Promotional single by Thomas Rhett featuring Tyler Hubbard and Russell Dickerson

from the album Where We Started
- Released: March 4, 2022
- Genre: Country
- Length: 3:51
- Label: Valory
- Songwriters: Ashley Gorley; Thomas Rhett; Zach Crowell;
- Producers: Dann Huff; Jesse Frasure;

Thomas Rhett chronology
| "Slow Down Summer" (2021) | "Death Row" (2022) | "Praise the Lord" (2022) |

Tyler Hubbard chronology
| Undivided (2021) | Death Row (2022) | 5 Foot 9 (2022) |

Russell Dickerson chronology
| Home Sweet (2021) | Death Row (2022) | She Likes It (2022) |

Music video
- "Death Row" on YouTube

= Death Row (song) =

2022 song by Thomas Rhett, Tyler Hubbard, and Russell Dickerson

"Death Row" is a song by American country music singer Thomas Rhett, featuring Tyler Hubbard and Russell Dickerson. It was released on March 4, 2022, as a promotional single from Rhett's sixth studio album, Where We Started. The song was written by Rhett, Ashley Gorley, and Zach Crowell, and produced by Dann Huff and Jesse Frasure. The song was inspired after the artists performed for men on death row.

==Background==
In 2019, Rhett, Hubbard, and Dickerson went to visit a men's prison in Nashville where they performed for about thirty people on death row during Christmastime. They were invited by their friend, Al Andrews, who does prison ministry. During the visit, one man sang "Amazing Grace", which Rhett described as "a strange spiritual experience" that "put life into such a weird perspective" and reminded him of the fragility of life. Dickerson stated that the day changed their lives and described the experience as "humbling, raw and a total God moment." Hubbard said the experience was "extremely encouraging and eye-opening and fulfilling." Hubbard noted "We just wanted to serve and invest into these guys' lives, and it turns out it felt like we left there and they invested in our life."

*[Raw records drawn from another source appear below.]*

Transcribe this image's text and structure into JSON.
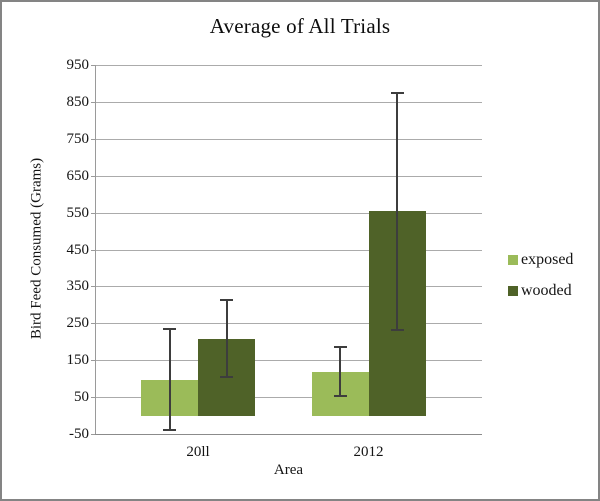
{
  "window": {
    "background": "#ffffff",
    "border_color": "#848484"
  },
  "chart_data": {
    "type": "bar",
    "title": "Average of All Trials",
    "xlabel": "Area",
    "ylabel": "Bird Feed Consumed (Grams)",
    "categories": [
      "20ll",
      "2012"
    ],
    "series": [
      {
        "name": "exposed",
        "color": "#9BBB59",
        "values": [
          97,
          118
        ],
        "error_high": [
          235,
          185
        ],
        "error_low": [
          -40,
          53
        ]
      },
      {
        "name": "wooded",
        "color": "#4F6228",
        "values": [
          208,
          553
        ],
        "error_high": [
          314,
          875
        ],
        "error_low": [
          105,
          232
        ]
      }
    ],
    "ylim": [
      -50,
      950
    ],
    "yticks": [
      950,
      850,
      750,
      650,
      550,
      450,
      350,
      250,
      150,
      50,
      -50
    ],
    "grid": true,
    "legend_position": "right",
    "error_bar_color": "#3d3d3d",
    "gridline_color": "#ababab"
  }
}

Shortly after their visit, Rhett was finishing up a co-writing session with Ashley Gorley and Zach Crowell when he brought up his experience visiting death row and they ended up writing a song about his experience. Rhett did not expect to put the song on one of his albums and said it was "terrifying" to put the song on Where We Started. Of the songwriting experience, Rhett stated "For me, it was just a therapy session, and the only way I knew how to put into words what that day meant." Rhett sent the song to Hubbard and Dickerson to get their approval and to fact-check the experience. Later, family and friends encouraged Rhett to record the song, so he reached out to Hubbard and Dickerson, who agreed to sing on the song.

In August 2020, Rhett, Hubbard, and Dickerson released video clips of the song on Instagram. The song was released on March 4, 2022, as the fifth single of the album.

==Videos==
The song and lyric video were released on March 4, 2022. The lyric video, which was released on Rhett's YouTube page, features Rhett, Hubbard, and Dickerson playing guitar by themselves with superimposed lyrics. Rhett also released a video on his YouTube page titled "Death Row (Story Behind The Song)". In the video, Rhett describes their visit to death row, the impact that the visit had on him, and the process of writing the song.

==Critical reception==
Stephen Thomas Erlewine of AllMusic criticized "Death Row" for its lyrics and Hubbard's vocals.

Charley Conroy, in The Heights wrote that "Death Row" "includes Rhett's most striking lyricism and storytelling of any song on the album."